German migration watchdog accused of failure to detect fake refugee passports
Selective ID checks of refugees who were previously properly registered by the German Federal Office for Migration and Refugees (BAMF) in two German states revealed that a “significant proportion” of them were fake, German media reported.
In Bavaria, “numerous” refugee passports turned out to be counterfeit after local authorities seized a random sample of refugee documents and checked them, Bavarian Interior Minister Joachim Herrmann told German media, adding that in some cases the identity in the document was inconsistent with that of the document owner.
“I cannot understand why the office, which can easily carefully analyze each and every passport, did not detect these fake passports,” he told regional broadcasting station Inforadio RBB, adding that “we cannot accept this given the current situation and security in our country.”
Herrmann also stressed that he would raise the issue with federal authorities. “I want to discuss this problem with federal Interior Minister de Maiziere in the coming weeks, because this is simply not acceptable,” he said.
In the meantime, RBB reported that in one small Bavarian village alone, Garmisch-Partenkirchen, the investigators seized 19 fake refugee passports. At the same time, the real number of counterfeit documents is much higher, a spokesman for the Bavarian Interior Ministry, Oliver Platzer, said, adding that authorities do not check the refugees’ ID in many cases and just rely on data provided by BAMF.
Meanwhile, authorities in another German state, Mecklenburg-Western Pomerania, also launched a massive ID check among refugees. About 3,300 refugee passports are now being re-analyzed by regional authorities. Some 140 of them have already been proven to be counterfeit and the owners of three fake documents are suspected of having links to Islamic State (IS, formerly ISIS/ISIL) terrorist group.
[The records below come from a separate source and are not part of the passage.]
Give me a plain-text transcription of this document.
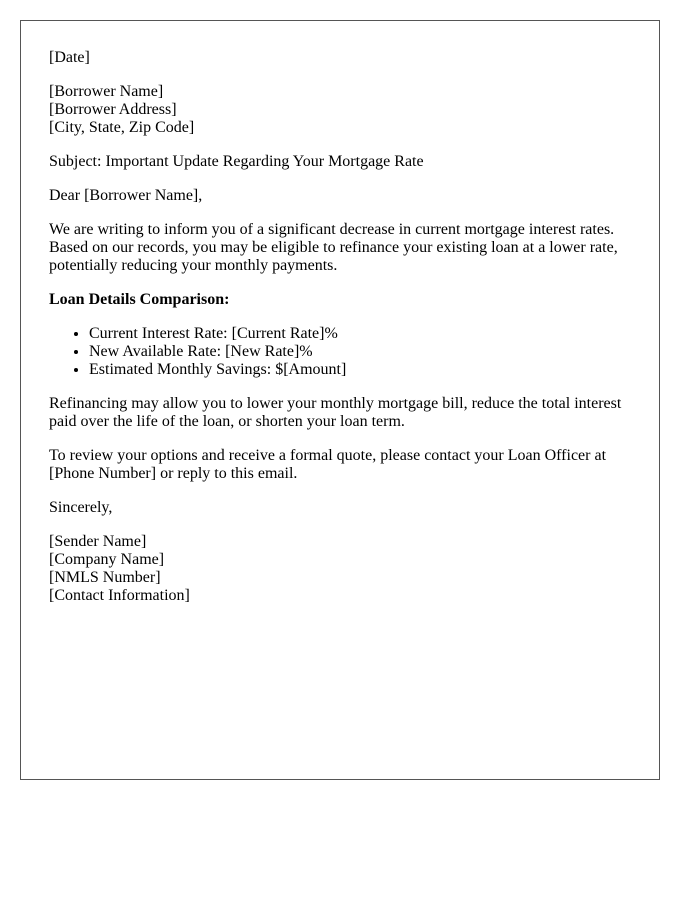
[Date]

[Borrower Name]
[Borrower Address]
[City, State, Zip Code]

Subject: Important Update Regarding Your Mortgage Rate

Dear [Borrower Name],

We are writing to inform you of a significant decrease in current mortgage interest rates. Based on our records, you may be eligible to refinance your existing loan at a lower rate, potentially reducing your monthly payments.

Loan Details Comparison:

• Current Interest Rate: [Current Rate]%
• New Available Rate: [New Rate]%
• Estimated Monthly Savings: $[Amount]

Refinancing may allow you to lower your monthly mortgage bill, reduce the total interest paid over the life of the loan, or shorten your loan term.

To review your options and receive a formal quote, please contact your Loan Officer at [Phone Number] or reply to this email.

Sincerely,

[Sender Name]
[Company Name]
[NMLS Number]
[Contact Information]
In the German state of Brandenburg, regional public prosecutor, Erado Rautenberg, is now demanding that BAMF hand over 18,000 refugee ID records to the local law enforcement for checks. Rautenberg wants to investigate a number of cases dating back to the end of 2015, when refugees arriving in Brandenburg were not properly identified by police due to “personnel constraints.”
“I want to know who is here,” Rautenberg told the broadcaster, RBB. “And if something were to happen, I do not want to blame myself for not having done all I could have to prevent it.”
The prosecutor already requested corresponding data from BAMF and even personally addressed BAMF head, Frank-Jurgen Weise, asking him to hand over the data. However, BAMF said that Brandenburg Prosecutor’s Office has no authority to request such information, adding that it is not obliged to hand over any personal data to law enforcement authorities, as reported by Die Welt.
It also rejected all accusations concerning its failure to detect fake passports. As a result, Rautenberg filed a complaint against BAMF to the court. Brandenburg’s Interior Minister Karlheinz Schroeter expressed his support to the prosecutor by saying that his demand was “absolutely legitimate and justified.”
“Rautenberg is right when he tries to use every opportunity to confirm refugees’ identities for certain,” Schroeter told DPA, adding that “if accusations against the BAMF are proven to be true, it would be a very serious issue.”
The issue will also be raised at the next German Interior Ministers’ conference, Die Welt reported.
The accusations against BAMF come less than a week after three Syrian nationals were arrested in northern Germany on suspicion of having ties with IS and arriving in Germany to carry out a terrorist attack.
Last week, German Interior Minister Thomas de Maiziere told German daily Bild that some 520 people in Germany are capable of committing “unexpected” and potentially “high-profile” terrorist attacks inspired by Islamism, calling the current number of potential terrorists in Germany the highest in history.
The minister also added that the threat is particularly pronounced in terms of foreign hit-teams that came to Germany from abroad.
Earlier, US law enforcement agencies reported that Islamic State terrorists are able to print authentic Syrian passports and have plenty of blanks, adding that fraudulent passports would help terrorist infiltrators pose as refugees from Syria.
German media stressed that it was already well-known that some of the refugees, who arrived in Germany in 2015, had fake passports. German NDR news outlet also draws attention to the fact that most asylum-seekers did not have any documents at all, when they arrived in Germany.
In 2015, Germany accepted more than a million refugees. Up to 300,000 asylum-seekers are expected to arrive in Germany this year, Frank-Jurgen Weise, head of BAMF said last month.